ただ、目の前の雛の笑顔が、どことなく不自然だったから。
言う言葉が見つからず、壮大は無意識に手をのばし、雛の頭をわしわしと撫でていた。
「……壮大?」
雛が不思議そうに首を傾げ、壮大の名を呼ぶ。
「……と、あの、な……その……なんつったらいいかわかんねぇけど……」
しどろもどろに言葉を探していた、その時だった。
ぽろりと雛の瞳から滴が溢れる。
俯いていた雛からポタポタと幾度も落ちていく。
「うおっ!?わ、悪い!俺無神経な事……」
「本当は……覚えてる」
「……え?」
「確かに、細かいことは覚えてないけど……いつも私をおぶってくれたおっきな背中も。私の頭を撫でてくれたおっきな手も。いつも安心できたあの笑顔も。
すごく、抽象的だけど……覚えてる」
ふるふると震える雛はいつもより、小さくて、弱々しくて。
「何だよ……全然覚えてるじゃねーかよ……。なぁにが抽象的だ。
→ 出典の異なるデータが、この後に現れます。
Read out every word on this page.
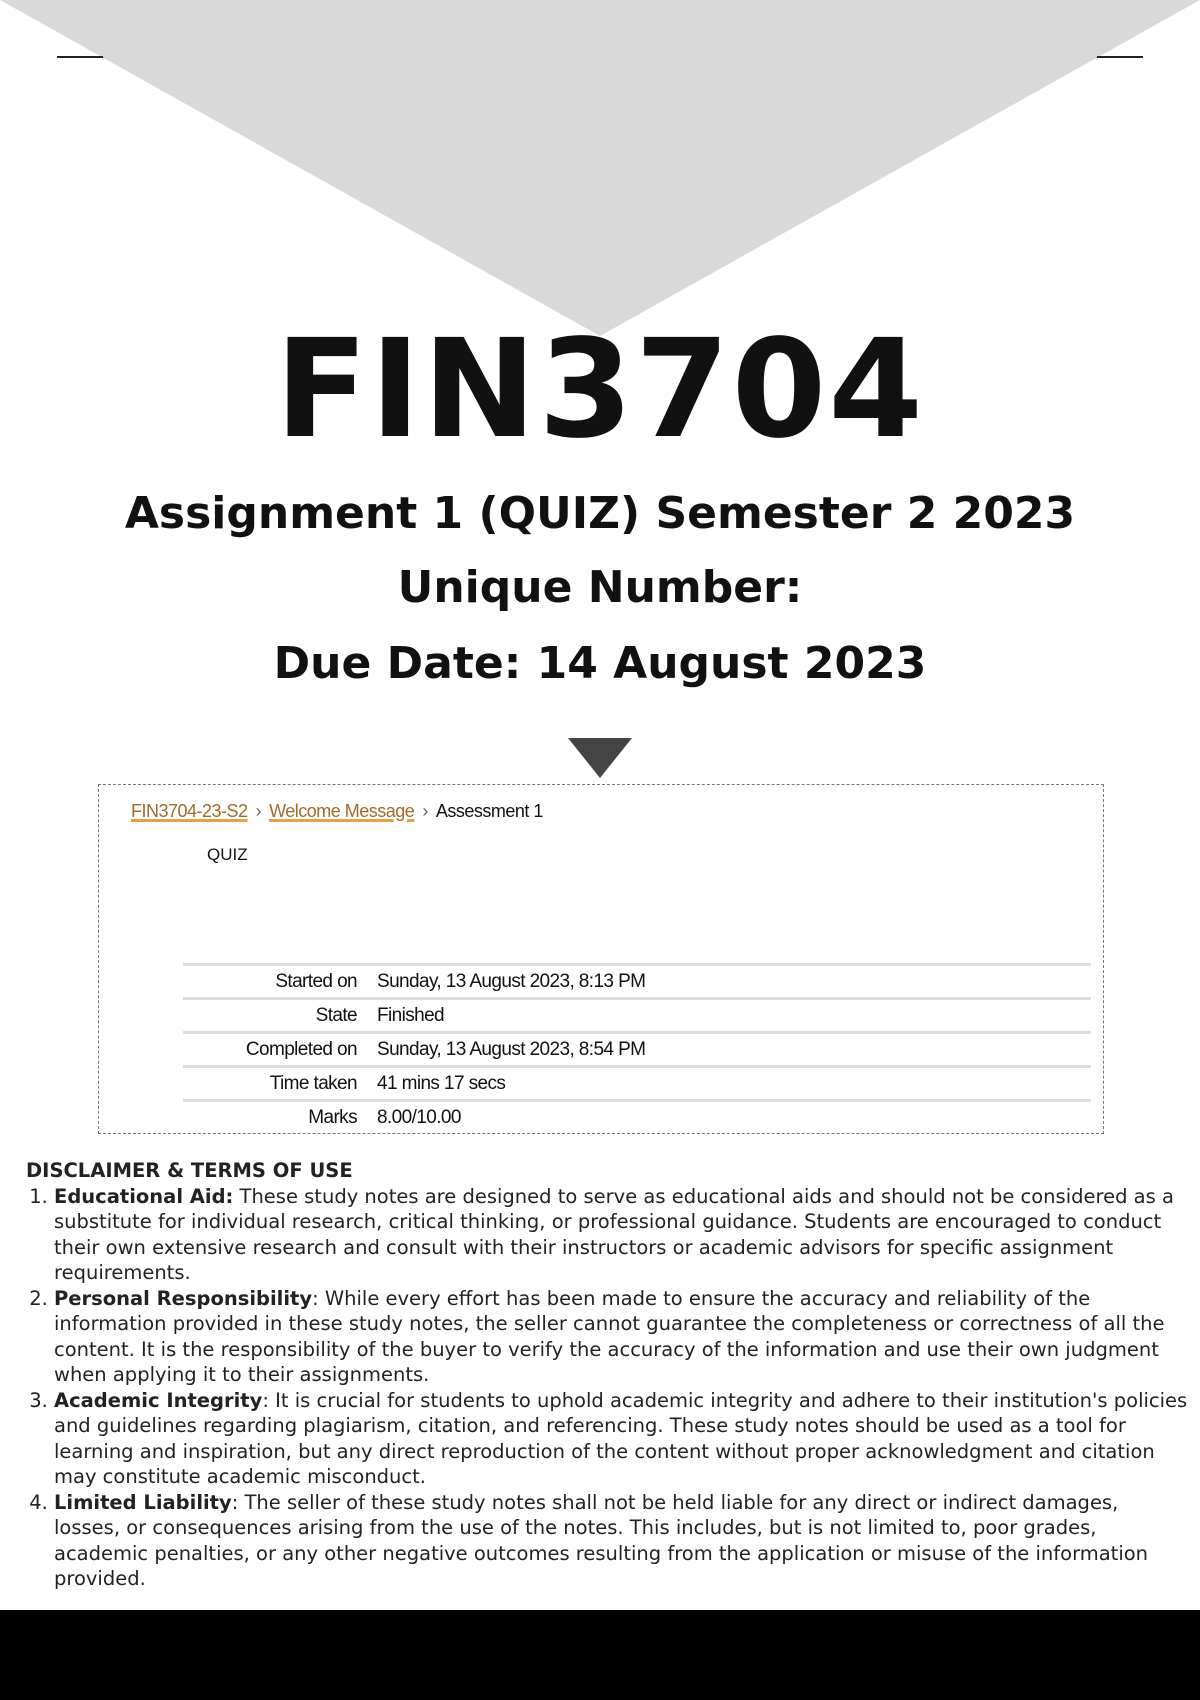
FIN3704
Assignment 1 (QUIZ) Semester 2 2023
Unique Number:
Due Date: 14 August 2023
FIN3704-23-S2 › Welcome Message › Assessment 1
QUIZ
Started on	Sunday, 13 August 2023, 8:13 PM
State	Finished
Completed on	Sunday, 13 August 2023, 8:54 PM
Time taken	41 mins 17 secs
Marks	8.00/10.00
DISCLAIMER & TERMS OF USE
1. Educational Aid: These study notes are designed to serve as educational aids and should not be considered as a substitute for individual research, critical thinking, or professional guidance. Students are encouraged to conduct their own extensive research and consult with their instructors or academic advisors for specific assignment requirements.
2. Personal Responsibility: While every effort has been made to ensure the accuracy and reliability of the information provided in these study notes, the seller cannot guarantee the completeness or correctness of all the content. It is the responsibility of the buyer to verify the accuracy of the information and use their own judgment when applying it to their assignments.
3. Academic Integrity: It is crucial for students to uphold academic integrity and adhere to their institution's policies and guidelines regarding plagiarism, citation, and referencing. These study notes should be used as a tool for learning and inspiration, but any direct reproduction of the content without proper acknowledgment and citation may constitute academic misconduct.
4. Limited Liability: The seller of these study notes shall not be held liable for any direct or indirect damages, losses, or consequences arising from the use of the notes. This includes, but is not limited to, poor grades, academic penalties, or any other negative outcomes resulting from the application or misuse of the information provided.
ばっちし覚えてんじゃねぇか」
「うぅ~……」
ゆっくりと雛が顔をあげた。
瞳は涙がたまって、ゆらゆらと揺れている。
「正直に言ってみ?聞いてやるから」
雛はきゅっ、と俺の服を掴んだ。
「……会いたい」
ΧΧΧΧ
「うぐぁっ!」
男は吹っ飛び、痛みで中々起き上がれずに小刻みに痙攣していた。
その男を、別の男が歩み寄り、勝ち誇ったように見下ろした。
「秋夜……だっけ。いいか、守護の壮大とかいう奴に伝えとけ」
男は口元を歪め、右手を顔の前へとかかげた。
そしてぐっと拳を握った。
「夢真珠保持者の雛を護るのはこの俺……
燦(さん)だ」
ΧΧΧΧ
「……お前の兄貴、何て名前なんだ?」
「お兄ちゃんの名前?
燦。燦お兄ちゃん」
「そうか、いい名前だな」
「うんっ」
波乱の幕開けだった。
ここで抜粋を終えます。